Filed Under: Upcoming Featured Events

Gatsby Remixed

February 16, 2024 by kmerwin


A Virtual Conversation with Nghi Vo and Anna-Marie McLemore 

Thursday, March 7, 2024
5:30pm – 6:30pm
Lecture Hall

More/register here.

As part of the 2024 Winter Read of The Great Gatsby, join us for a virtual conversation with authors Nghi Vo and Anna-Marie McLemore, whose novels retell F. Scott Fitzgerald’s classic through new lenses. Vo and McLemore will join us over Zoom, but all are welcome to join us in the Library’s John A. and Carole O. Moran Lecture Hall, or over Vimeo. Livestream link forthcoming.

Nghi Vo’s debut novel, The Chosen and the Beautiful, reinvents Fitzgerald’s classic as a coming-of-age story full of magic, mystery, and glittering excess, and introduces a major new literary voice. In Vo’s telling, Jordan Baker is our narrator. Baker grows up in the most rarefied circles of 1920s American society—she has money, education, a killer golf handicap, and invitations to some of the most exclusive parties of the Jazz Age. She’s also queer and Asian, a Vietnamese adoptee treated as an exotic attraction by her peers, while the most important doors remain closed to her. But the world is full of wonders: infernal pacts and dazzling illusions, lost ghosts and elemental mysteries. In all paper is fire, and Jordan can burn the cut paper heart out of a man. She just has to learn how. Vo’s novel was listed as a Most Anticipated in 2021 Pick for Oprah Magazine and a Best of Summer Pick for TIME Magazine.

Anna-Marie McLemore, a Stonewall Honor recipient and two-time National Book Award Longlist selectee, weaves an intoxicating tale of glamor and heartache in Self-Made Boys: A Great Gatsby Remix, part of the Remixed Classics series. Her novel centers on Nicolás Caraveo, a 17-year-old transgender boy from Wisconsin, who has no interest in the city’s glamor. Going to New York is all about establishing himself as a young professional, which could set up his future—and his life as a man—and benefit his family. Nick rents a small house in West Egg from his 18-year-old cousin, Daisy Fabrega, who lives in fashionable East Egg near her wealthy fiancé, Tom—and Nick is shocked to find that his cousin now goes by Daisy Fay, has erased all signs of her Latine heritage, and now passes seamlessly as white. Nick’s neighbor in West Egg is a mysterious young man named Jay Gatsby, whose castle-like mansion is the stage for parties so extravagant that they both dazzle and terrify Nick. At one of these parties, Nick learns that the spectacle is all meant to impress a girl from Jay’s past—Daisy. And he learns something else: Jay is also transgender. As Nick is pulled deeper into the glittery culture of decadence, he spends more time with Jay, aiming to help his new friend reconnect with his lost love. But Nick’s feelings grow more complicated when he finds himself falling hard for Jay’s openness, idealism, and unfounded faith in the American Dream. McLemore’s novel was longlisted for the National Book Award in Young People’s Literature.

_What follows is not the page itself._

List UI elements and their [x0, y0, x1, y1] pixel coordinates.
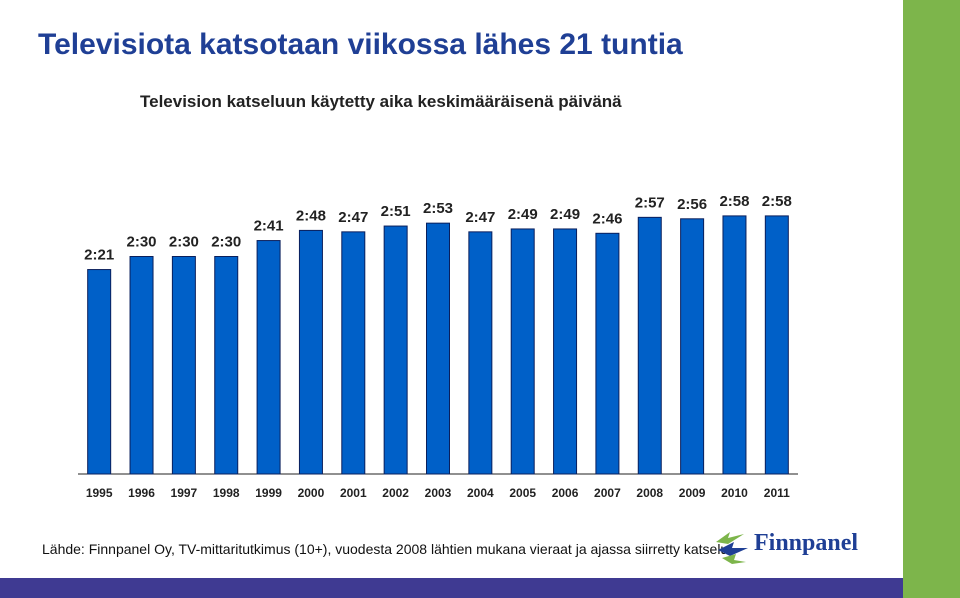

Nghi Vo is the author of the novels Siren Queen and The Chosen and the Beautiful, as well as the acclaimed novellas Mammoths at the Gates, Into the Riverlands, When the Tiger Came Down the Mountain, and The Empress of Salt and Fortune, a Locus and Ignyte Award finalist and the winner of the Crawford Award and the Hugo Award. Born in Illinois, she now lives on the shores of Lake Michigan. She believes in the ritual of lipstick, the power of stories, and the right to change your mind.

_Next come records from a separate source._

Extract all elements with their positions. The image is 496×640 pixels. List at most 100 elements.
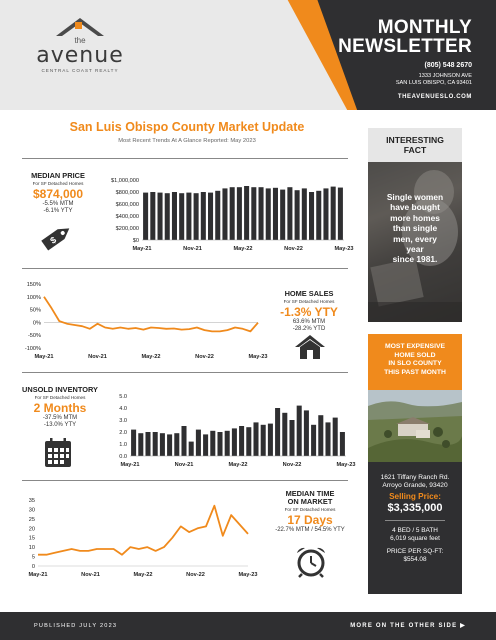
median-price-yty: -6.1% YTY [43,208,73,215]
published-date: PUBLISHED JULY 2023 [34,623,118,629]
bar [246,427,252,456]
bar [325,422,331,456]
y-tick-label: 25 [29,517,35,523]
photo-shade [368,162,462,322]
bar [231,428,237,456]
roof-logo-icon [56,18,104,36]
bar [244,186,250,240]
bar [143,192,149,240]
bar [303,410,309,456]
fact-line: men, every [393,233,437,244]
bar [253,422,259,456]
price-tag-icon: $ [36,222,78,257]
selling-price-label: Selling Price: [389,491,441,501]
y-tick-label: -100% [25,346,41,352]
play-arrow-icon: ▶ [460,623,466,629]
divider [22,268,348,269]
y-tick-label: 1.0 [119,442,127,448]
bar [171,192,177,240]
x-tick-label: Nov-22 [284,246,303,252]
y-tick-label: $800,000 [116,190,139,196]
y-tick-label: 4.0 [119,406,127,412]
bar [294,190,300,240]
bar [200,192,206,240]
y-tick-label: 0 [32,564,35,570]
x-tick-label: May-22 [229,462,248,468]
bar [138,433,144,456]
fact-line: than single [392,223,438,234]
newsletter-title: MONTHLY NEWSLETTER [338,18,472,56]
median-time-change: -22.7% MTM / 54.5% YTY [275,527,345,533]
y-tick-label: 0% [33,320,41,326]
fact-line: Single women [386,192,444,202]
report-subtitle: Most Recent Trends At A Glance Reported:… [118,138,256,144]
bar [145,432,151,456]
x-tick-label: May-21 [35,354,54,360]
most-expensive-heading-line: HOME SOLD [394,351,436,359]
bar [159,433,165,456]
fact-line: more homes [390,212,440,223]
y-tick-label: 3.0 [119,418,127,424]
office-address: 1333 JOHNSON AVE SAN LUIS OBISPO, CA 934… [396,73,472,87]
phone-number[interactable]: (805) 548 2670 [424,62,472,69]
unsold-inventory-yty: -13.0% YTY [43,422,77,429]
calendar-icon [44,438,72,473]
interesting-fact-heading: INTERESTING FACT [368,128,462,162]
median-time-sub: For SF Detached Homes [284,507,336,512]
fact-line: year [406,244,424,255]
x-tick-label: Nov-22 [283,462,302,468]
y-tick-label: 150% [27,282,41,288]
interesting-fact-photo: Single women have bought more homes than… [368,162,462,322]
bar [186,192,192,240]
more-other-side-link[interactable]: MORE ON THE OTHER SIDE ▶ [350,622,466,629]
website-link[interactable]: THEAVENUESLO.COM [397,94,472,100]
bar [239,426,245,456]
bar [301,188,307,240]
bar [260,424,266,456]
median-price-chart: $0 $200,000 $400,000 $600,000 $800,000 $1,000… [98,174,353,254]
bar [323,188,329,240]
y-tick-label: 2.0 [119,430,127,436]
house-icon [294,334,326,365]
y-tick-label: 5 [32,555,35,561]
x-tick-label: Nov-22 [186,572,205,578]
home-sales-stat: HOME SALES For SF Detached Homes -1.3% Y… [270,290,348,333]
bar [258,187,264,240]
median-price-stat: MEDIAN PRICE For SF Detached Homes $874,… [22,172,94,215]
bar [174,433,180,456]
x-tick-label: Nov-22 [195,354,214,360]
interesting-fact-heading-line1: INTERESTING [386,135,444,145]
y-tick-label: 15 [29,536,35,542]
bar [203,434,209,456]
bar [309,192,315,240]
newsletter-title-line2: NEWSLETTER [338,36,472,57]
home-sales-chart: -100% -50% 0% 50% 100% 150% May-21 Nov-21 May-22… [22,280,268,362]
median-price-heading: MEDIAN PRICE [31,171,85,180]
bar [265,188,271,240]
bar [316,190,322,240]
brand-tagline: CENTRAL COAST REALTY [41,68,119,73]
divider [22,158,348,159]
y-tick-label: $0 [133,238,139,244]
unsold-inventory-stat: UNSOLD INVENTORY For SF Detached Homes 2… [20,386,100,429]
unsold-inventory-mtm: -37.5% MTM [42,415,78,421]
bar [222,188,228,240]
y-tick-label: -50% [28,333,41,339]
bar [287,187,293,240]
bar [131,429,137,456]
fact-line: since 1981. [392,254,438,265]
square-feet: 6,019 square feet [390,535,440,543]
bar [311,424,317,456]
y-tick-label: 5.0 [119,394,127,400]
x-tick-label: May-22 [234,246,253,252]
price-per-sqft-value: $554.08 [403,556,427,564]
x-tick-label: May-23 [249,354,268,360]
address-line2: SAN LUIS OBISPO, CA 93401 [395,80,472,86]
bar [215,190,221,240]
divider [22,372,348,373]
bar [296,405,302,456]
bar [282,412,288,456]
y-tick-label: 0.0 [119,454,127,460]
alarm-clock-icon [294,546,328,583]
median-time-heading-line1: MEDIAN TIME [285,489,335,498]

Anna-Marie McLemore (they/them) is the author of William C. Morris Debut Award Finalist The Weight of Feathers; Wild Beauty; Blanca & Roja, one of Time Magazine’s 100 Best Fantasy Novels of All Time; Indie Next List title Dark and Deepest Red; Lakelore; and National Book Award longlist selections When the Moon Was Ours, which was also a Stonewall Honor Book; The Mirror Season; and Self-Made Boys: A Great Gatsby Remix. Their latest release is Venom & Vow, co-authored with Elliott McLemore, and their next novel is Flawless Girls, forthcoming in May 2024.